Closed chrisreddington closed 1 year ago
As of today, the permissions documented at https://developer.hashicorp.com/vault/docs/secrets/azure#ms-graph-api-permissions are still incorrect. They were last updated in https://github.com/hashicorp/vault/pull/18937. The intent behind that PR was good, reducing the number of API Permissions required by the App Registration is a worthy goal.
The above PR missed one API Permission though and that is the Directory.ReadWrite.All
. I suspect that in the testing that @austingebauer did for the above PR, the engine was not configured to include any Vault Roles. Im betting that if Austin repeated the testing AND added Vault Roles to the engine that mapped to Azure Roles that the configuration would fail. Here is the output from our TFE that manages our Vault config for this engine:
Error: Error writing Azure Secret role "acl_cpt/cpt_XXXX/roles/00000000-0000-0000-0000-000000000000-contributor": Error making API request.
URL: PUT https://vault.nnnn.nnn/v1/acl_cpt/cpt_XXXX/roles/00000000-0000-0000-0000-000000000000-contributor
Code: 500. Errors:
* 1 error occurred:
* unable to lookup Azure role: authorization.RoleDefinitionsClient#List: Failure responding to request: StatusCode=403 -- Original Error: autorest/azure: Service returned an error. Status=403 Code="AuthorizationFailed" Message="The client '00000000-0000-0000-0000-000000000000' with object id '00000000-0000-0000-0000-000000000000' does not have authorization to perform action 'Microsoft.Authorization/roleDefinitions/read' over scope '/subscriptions/00000000-0000-0000-0000-000000000000' or the scope is invalid. If access was recently granted, please refresh your credentials."
with vault_azure_secret_backend_role.this["cpt_XXXX.00000000-0000-0000-0000-000000000000-contributor"],
on secrets_engines.tf line 55, in resource "vault_azure_secret_backend_role" "this":
55: resource "vault_azure_secret_backend_role" "this" {
Once the Directory.ReadWrite.All
API Permission was added to the App Registration, Vault and the Azure Secrets Engine were able to configure the Vault Roles correctly.
We've opened a support case about this issue as well. Ref#114268.

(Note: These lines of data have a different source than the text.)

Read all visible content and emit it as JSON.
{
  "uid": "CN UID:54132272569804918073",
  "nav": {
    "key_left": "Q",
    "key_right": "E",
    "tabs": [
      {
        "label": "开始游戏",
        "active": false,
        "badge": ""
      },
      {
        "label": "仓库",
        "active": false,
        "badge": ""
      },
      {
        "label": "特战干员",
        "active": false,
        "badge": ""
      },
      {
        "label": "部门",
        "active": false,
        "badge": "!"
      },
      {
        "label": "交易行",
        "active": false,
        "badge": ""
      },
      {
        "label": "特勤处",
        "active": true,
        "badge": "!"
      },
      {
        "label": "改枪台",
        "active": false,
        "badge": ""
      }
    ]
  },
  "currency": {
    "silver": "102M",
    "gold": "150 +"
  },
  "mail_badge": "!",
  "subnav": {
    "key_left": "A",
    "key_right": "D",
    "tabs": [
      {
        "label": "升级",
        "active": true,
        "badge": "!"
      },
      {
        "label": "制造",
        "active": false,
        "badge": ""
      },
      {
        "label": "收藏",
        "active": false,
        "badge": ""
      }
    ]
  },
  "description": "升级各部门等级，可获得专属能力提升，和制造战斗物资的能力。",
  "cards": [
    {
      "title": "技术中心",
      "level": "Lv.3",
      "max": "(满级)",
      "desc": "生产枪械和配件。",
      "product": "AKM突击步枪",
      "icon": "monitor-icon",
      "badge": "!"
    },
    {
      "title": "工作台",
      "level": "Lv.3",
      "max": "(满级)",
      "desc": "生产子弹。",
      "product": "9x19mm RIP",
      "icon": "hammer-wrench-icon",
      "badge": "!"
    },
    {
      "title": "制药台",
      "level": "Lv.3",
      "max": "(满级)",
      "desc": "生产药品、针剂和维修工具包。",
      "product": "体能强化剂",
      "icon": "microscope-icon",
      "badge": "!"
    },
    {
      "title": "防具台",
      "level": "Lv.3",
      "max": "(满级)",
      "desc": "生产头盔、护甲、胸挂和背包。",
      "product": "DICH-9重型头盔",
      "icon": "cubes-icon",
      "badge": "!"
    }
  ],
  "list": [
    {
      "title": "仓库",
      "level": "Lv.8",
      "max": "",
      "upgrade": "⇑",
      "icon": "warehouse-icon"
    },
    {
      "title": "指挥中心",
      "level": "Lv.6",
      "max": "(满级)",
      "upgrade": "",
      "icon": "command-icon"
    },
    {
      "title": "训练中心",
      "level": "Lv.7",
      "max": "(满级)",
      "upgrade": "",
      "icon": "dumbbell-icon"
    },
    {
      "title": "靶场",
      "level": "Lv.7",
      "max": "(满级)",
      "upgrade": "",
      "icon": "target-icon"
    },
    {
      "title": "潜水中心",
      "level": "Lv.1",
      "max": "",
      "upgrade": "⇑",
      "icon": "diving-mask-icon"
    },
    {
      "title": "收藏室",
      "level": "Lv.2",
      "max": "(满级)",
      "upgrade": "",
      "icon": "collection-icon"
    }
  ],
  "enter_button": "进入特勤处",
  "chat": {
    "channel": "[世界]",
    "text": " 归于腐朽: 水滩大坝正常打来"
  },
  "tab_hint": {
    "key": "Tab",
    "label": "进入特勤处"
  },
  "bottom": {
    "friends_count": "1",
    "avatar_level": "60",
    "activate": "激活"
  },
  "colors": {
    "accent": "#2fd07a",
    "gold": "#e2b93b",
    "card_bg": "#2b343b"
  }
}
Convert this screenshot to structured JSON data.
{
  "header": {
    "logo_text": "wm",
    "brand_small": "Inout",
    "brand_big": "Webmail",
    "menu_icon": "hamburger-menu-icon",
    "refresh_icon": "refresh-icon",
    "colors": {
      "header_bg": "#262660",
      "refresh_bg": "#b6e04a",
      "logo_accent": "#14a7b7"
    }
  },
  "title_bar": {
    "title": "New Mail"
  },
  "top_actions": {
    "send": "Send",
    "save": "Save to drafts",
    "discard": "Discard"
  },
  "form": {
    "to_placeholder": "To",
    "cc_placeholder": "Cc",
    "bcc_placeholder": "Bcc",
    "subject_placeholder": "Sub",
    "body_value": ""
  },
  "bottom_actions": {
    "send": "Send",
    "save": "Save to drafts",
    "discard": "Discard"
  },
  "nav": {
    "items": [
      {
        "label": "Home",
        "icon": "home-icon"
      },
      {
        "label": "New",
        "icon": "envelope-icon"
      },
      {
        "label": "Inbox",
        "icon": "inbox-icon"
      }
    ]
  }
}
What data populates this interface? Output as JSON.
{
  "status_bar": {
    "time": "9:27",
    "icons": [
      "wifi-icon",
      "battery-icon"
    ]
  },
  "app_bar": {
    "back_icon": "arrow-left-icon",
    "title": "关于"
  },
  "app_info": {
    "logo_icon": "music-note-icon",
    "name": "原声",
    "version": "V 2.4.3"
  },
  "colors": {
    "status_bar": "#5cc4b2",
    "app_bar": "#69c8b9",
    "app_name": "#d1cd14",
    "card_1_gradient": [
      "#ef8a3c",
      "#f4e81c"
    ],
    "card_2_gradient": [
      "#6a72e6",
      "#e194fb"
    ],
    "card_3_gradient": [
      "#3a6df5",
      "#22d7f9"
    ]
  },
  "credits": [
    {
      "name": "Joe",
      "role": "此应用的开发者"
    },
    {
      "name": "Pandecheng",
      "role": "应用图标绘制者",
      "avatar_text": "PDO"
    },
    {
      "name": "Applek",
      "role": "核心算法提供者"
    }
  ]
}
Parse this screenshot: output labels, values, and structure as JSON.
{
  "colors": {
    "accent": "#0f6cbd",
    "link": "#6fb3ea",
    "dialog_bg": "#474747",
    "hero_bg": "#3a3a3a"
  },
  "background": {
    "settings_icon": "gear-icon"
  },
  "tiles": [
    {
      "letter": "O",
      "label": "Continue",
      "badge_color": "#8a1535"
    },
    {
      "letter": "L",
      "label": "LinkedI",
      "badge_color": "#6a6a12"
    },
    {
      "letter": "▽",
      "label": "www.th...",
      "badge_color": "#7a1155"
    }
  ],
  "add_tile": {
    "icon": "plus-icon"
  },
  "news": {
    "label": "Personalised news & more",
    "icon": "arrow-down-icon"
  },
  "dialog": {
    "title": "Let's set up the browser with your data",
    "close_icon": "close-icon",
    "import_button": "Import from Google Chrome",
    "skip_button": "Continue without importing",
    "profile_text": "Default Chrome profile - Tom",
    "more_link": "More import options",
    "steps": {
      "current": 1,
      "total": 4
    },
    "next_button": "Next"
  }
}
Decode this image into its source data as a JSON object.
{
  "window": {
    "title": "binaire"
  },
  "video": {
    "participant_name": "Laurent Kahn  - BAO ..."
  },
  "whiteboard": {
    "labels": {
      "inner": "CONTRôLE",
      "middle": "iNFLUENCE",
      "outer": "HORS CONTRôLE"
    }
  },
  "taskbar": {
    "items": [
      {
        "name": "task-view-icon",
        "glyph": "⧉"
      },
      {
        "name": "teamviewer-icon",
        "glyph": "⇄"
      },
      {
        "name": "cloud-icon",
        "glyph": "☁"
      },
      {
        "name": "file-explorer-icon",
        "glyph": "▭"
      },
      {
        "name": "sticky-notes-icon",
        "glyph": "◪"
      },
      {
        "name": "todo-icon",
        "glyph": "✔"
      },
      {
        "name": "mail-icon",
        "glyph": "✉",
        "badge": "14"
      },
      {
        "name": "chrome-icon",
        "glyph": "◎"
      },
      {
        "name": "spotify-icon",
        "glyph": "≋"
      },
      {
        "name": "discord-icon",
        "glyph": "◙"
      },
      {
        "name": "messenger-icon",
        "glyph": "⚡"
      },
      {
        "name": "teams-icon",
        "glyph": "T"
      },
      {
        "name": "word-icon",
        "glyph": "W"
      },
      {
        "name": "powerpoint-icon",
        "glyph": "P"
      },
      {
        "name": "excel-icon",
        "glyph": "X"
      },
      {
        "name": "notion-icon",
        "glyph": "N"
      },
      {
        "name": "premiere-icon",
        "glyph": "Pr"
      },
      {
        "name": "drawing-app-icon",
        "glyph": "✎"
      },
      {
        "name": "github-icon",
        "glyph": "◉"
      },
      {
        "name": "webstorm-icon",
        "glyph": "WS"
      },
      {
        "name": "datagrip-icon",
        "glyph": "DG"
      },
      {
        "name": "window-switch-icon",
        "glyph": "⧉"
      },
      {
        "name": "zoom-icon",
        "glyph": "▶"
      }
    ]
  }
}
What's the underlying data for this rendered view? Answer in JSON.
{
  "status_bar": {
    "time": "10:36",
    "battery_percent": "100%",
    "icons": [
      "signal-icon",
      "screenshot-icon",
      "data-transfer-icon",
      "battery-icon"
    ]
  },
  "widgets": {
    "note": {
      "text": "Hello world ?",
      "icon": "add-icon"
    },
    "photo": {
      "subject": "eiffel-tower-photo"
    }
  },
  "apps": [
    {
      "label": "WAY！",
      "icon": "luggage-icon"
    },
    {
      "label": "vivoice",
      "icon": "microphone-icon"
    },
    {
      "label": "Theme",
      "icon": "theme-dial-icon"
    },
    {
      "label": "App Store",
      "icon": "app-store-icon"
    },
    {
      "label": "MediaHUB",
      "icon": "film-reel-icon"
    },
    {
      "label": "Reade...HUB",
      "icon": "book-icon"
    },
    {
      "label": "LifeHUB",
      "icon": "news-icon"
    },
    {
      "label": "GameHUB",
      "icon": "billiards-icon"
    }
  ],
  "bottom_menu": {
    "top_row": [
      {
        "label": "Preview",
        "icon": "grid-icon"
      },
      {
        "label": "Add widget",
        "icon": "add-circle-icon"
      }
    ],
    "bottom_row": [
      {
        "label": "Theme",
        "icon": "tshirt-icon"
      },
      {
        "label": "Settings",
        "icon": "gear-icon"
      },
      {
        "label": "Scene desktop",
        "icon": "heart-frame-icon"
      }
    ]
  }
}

For added valueconfusion, the tutorial pages for the Azure Secrets Engine list a much more extensive list of required API Permissions. See https://developer.hashicorp.com/vault/tutorials/secrets-management/azure-secrets?variants=vault-deploy%3Aoss#create-an-azure-service-principal-and-resource-group (steps 21 and 23).
Thanks for letting us know, @ausfestivus! We're clearly missing something for your use case. We'll get this figured out and update the documentation (+ tutorial pages).
In my testing, I did successfully create Vault roles that map to Azure roles. I was able to use those to generate credentials with success. Additionally, we have tests in the Azure secrets engine repository that use the permissions we've recommended. You can see in my pull request that our tests ran successfully.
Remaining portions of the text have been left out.